30 Before 30
In honor of my upcoming 30th birthday, I’ve researched countless “things to do before 30” lists. And while there are plenty to choose from, I kept coming back to “Thirty Things Every Woman Should Have and Should Know by the Time She’s 30.”
The List was originally published in Glamour by columnist Pamela Redmond Satran in 1997. Over the next 30 weeks, I’ll be tackling each item on The List and reflecting about it here… publicly (gulp). I hope you enjoy and we can grow together. After all, turning older is a privilege denied to many.
By 30, you should have…
15. A solid start on a satisfying career, a satisfying relationship, and all those other facets of life that do get better.
Legendary anchor and journalist Katie Couric writes us into our halfway point this week. She begins by telling us she spent her 20s focused on her career, allowing work to take priority over her love life.
Sound familiar?
I don’t know if it’s because women are becoming more vocal, or because we have social platforms to have more public discussion, or because I’m nearing the end of my 20s myself, or some combination of the above… or none of those things at all.
I do know it’s a constant conversation among my circles for women to feel like they must choose one over the other: career or love?
Part of this is, unquestionably, biology. If we meet a partner at 25 and marry by 27, we still have some “good years” left in us to have children. Men, on the other hand, can possess none of Mick Jagger’s millions and have children well into their 70s.
Putting that aside, there’s also an expectation for most, if not all, women: We should want to have children. If we don’t, there must be something wrong with us. Or we just don’t know it yet. Or we haven’t found the right person (because who would ever choose to be a single mother?). As I once heard from a wise mother of two, “Any fool can have a baby.” Yet there’s still this need from society for all women to become mothers.
I’m getting deeper than Couric’s message was, but I felt it a necessary piece of the Career vs. Love debate: So much of this boils down to a woman’s choices and her desire to put herself first.
As I’ve often discussed on this very blog, and IRL ad nauseam, I’ve put my career ahead of most other things.

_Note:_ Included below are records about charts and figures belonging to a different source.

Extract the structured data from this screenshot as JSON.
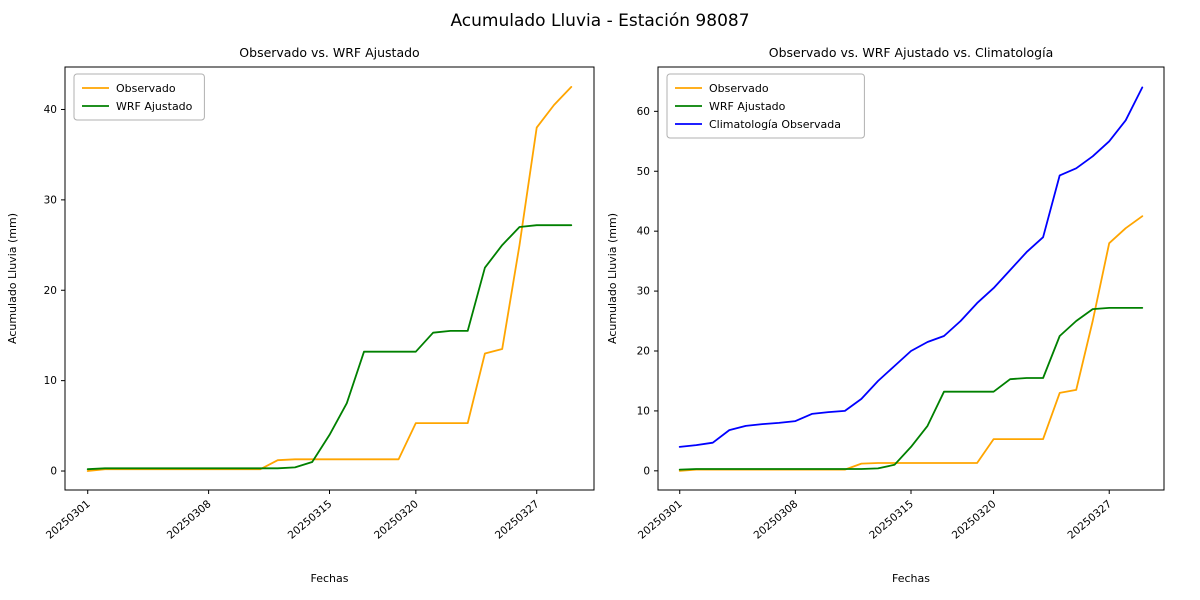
{
  "figure": {
    "title": "Acumulado Lluvia - Estación 98087"
  },
  "chart_data": [
    {
      "type": "line",
      "title": "Observado vs. WRF Ajustado",
      "xlabel": "Fechas",
      "ylabel": "Acumulado Lluvia (mm)",
      "x": [
        "20250301",
        "20250302",
        "20250303",
        "20250304",
        "20250305",
        "20250306",
        "20250307",
        "20250308",
        "20250309",
        "20250310",
        "20250311",
        "20250312",
        "20250313",
        "20250314",
        "20250315",
        "20250316",
        "20250317",
        "20250318",
        "20250319",
        "20250320",
        "20250321",
        "20250322",
        "20250323",
        "20250324",
        "20250325",
        "20250326",
        "20250327",
        "20250328",
        "20250329"
      ],
      "xtick_indices": [
        0,
        7,
        14,
        19,
        26
      ],
      "xtick_labels": [
        "20250301",
        "20250308",
        "20250315",
        "20250320",
        "20250327"
      ],
      "yticks": [
        0,
        10,
        20,
        30,
        40
      ],
      "ylim": [
        -2.1,
        44.7
      ],
      "grid": false,
      "legend_position": "upper-left",
      "series": [
        {
          "name": "Observado",
          "color": "#FFA500",
          "values": [
            0.0,
            0.2,
            0.2,
            0.2,
            0.2,
            0.2,
            0.2,
            0.2,
            0.2,
            0.2,
            0.2,
            1.2,
            1.3,
            1.3,
            1.3,
            1.3,
            1.3,
            1.3,
            1.3,
            5.3,
            5.3,
            5.3,
            5.3,
            13.0,
            13.5,
            25.0,
            38.0,
            40.5,
            42.5
          ]
        },
        {
          "name": "WRF Ajustado",
          "color": "#008000",
          "values": [
            0.2,
            0.3,
            0.3,
            0.3,
            0.3,
            0.3,
            0.3,
            0.3,
            0.3,
            0.3,
            0.3,
            0.3,
            0.4,
            1.0,
            4.0,
            7.5,
            13.2,
            13.2,
            13.2,
            13.2,
            15.3,
            15.5,
            15.5,
            22.5,
            25.0,
            27.0,
            27.2,
            27.2,
            27.2
          ]
        }
      ]
    },
    {
      "type": "line",
      "title": "Observado vs. WRF Ajustado vs. Climatología",
      "xlabel": "Fechas",
      "ylabel": "Acumulado Lluvia (mm)",
      "x": [
        "20250301",
        "20250302",
        "20250303",
        "20250304",
        "20250305",
        "20250306",
        "20250307",
        "20250308",
        "20250309",
        "20250310",
        "20250311",
        "20250312",
        "20250313",
        "20250314",
        "20250315",
        "20250316",
        "20250317",
        "20250318",
        "20250319",
        "20250320",
        "20250321",
        "20250322",
        "20250323",
        "20250324",
        "20250325",
        "20250326",
        "20250327",
        "20250328",
        "20250329"
      ],
      "xtick_indices": [
        0,
        7,
        14,
        19,
        26
      ],
      "xtick_labels": [
        "20250301",
        "20250308",
        "20250315",
        "20250320",
        "20250327"
      ],
      "yticks": [
        0,
        10,
        20,
        30,
        40,
        50,
        60
      ],
      "ylim": [
        -3.2,
        67.4
      ],
      "grid": false,
      "legend_position": "upper-left",
      "series": [
        {
          "name": "Observado",
          "color": "#FFA500",
          "values": [
            0.0,
            0.2,
            0.2,
            0.2,
            0.2,
            0.2,
            0.2,
            0.2,
            0.2,
            0.2,
            0.2,
            1.2,
            1.3,
            1.3,
            1.3,
            1.3,
            1.3,
            1.3,
            1.3,
            5.3,
            5.3,
            5.3,
            5.3,
            13.0,
            13.5,
            25.0,
            38.0,
            40.5,
            42.5
          ]
        },
        {
          "name": "WRF Ajustado",
          "color": "#008000",
          "values": [
            0.2,
            0.3,
            0.3,
            0.3,
            0.3,
            0.3,
            0.3,
            0.3,
            0.3,
            0.3,
            0.3,
            0.3,
            0.4,
            1.0,
            4.0,
            7.5,
            13.2,
            13.2,
            13.2,
            13.2,
            15.3,
            15.5,
            15.5,
            22.5,
            25.0,
            27.0,
            27.2,
            27.2,
            27.2
          ]
        },
        {
          "name": "Climatología Observada",
          "color": "#0000FF",
          "values": [
            4.0,
            4.3,
            4.7,
            6.8,
            7.5,
            7.8,
            8.0,
            8.3,
            9.5,
            9.8,
            10.0,
            12.0,
            15.0,
            17.5,
            20.0,
            21.5,
            22.5,
            25.0,
            28.0,
            30.5,
            33.5,
            36.5,
            39.0,
            49.3,
            50.5,
            52.5,
            55.0,
            58.5,
            64.0
          ]
        }
      ]
    }
  ]
}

In my seven-point-five years since undergrad, I’ve sacrificed some friendships, ended some romantic relationships, often worked tirelessly without need of recognition — and as long as I could get to a certain career milestone before 30, it’d all be worth it.
I’ll hit that career milestone on Thursday, as my role in my current company shifts. And you know what? I don’t know yet that it was worth it. Sure, I’m thrilled to hit this arbitrary goal I set so long ago. But I still question my career choices often and wonder where my next years will take me after this hurdle is overcome.
Part of that may be my inability to be completely satisfied. And while I should save that for a therapy session, I do question if accomplishing this career goal means I can finally ease my foot off the go-getter gas a little and refocus on romantic relationships. If I can allow myself to be loved, to be taken care of, to let my walls down and be vulnerable again.
Couric even briefly touches on losing her first husband to cancer, and how “the ability to accept and adapt gracefully to life’s twist and turns is one of the greatest skills you’ll learn.”
I know the ride’s not over yet, but I’m certainly going to buckle up for the journey ahead.
It is a difficult balance, no doubt. But I think your choices have been the correct ones for you. And i agree – it may be time fr you now.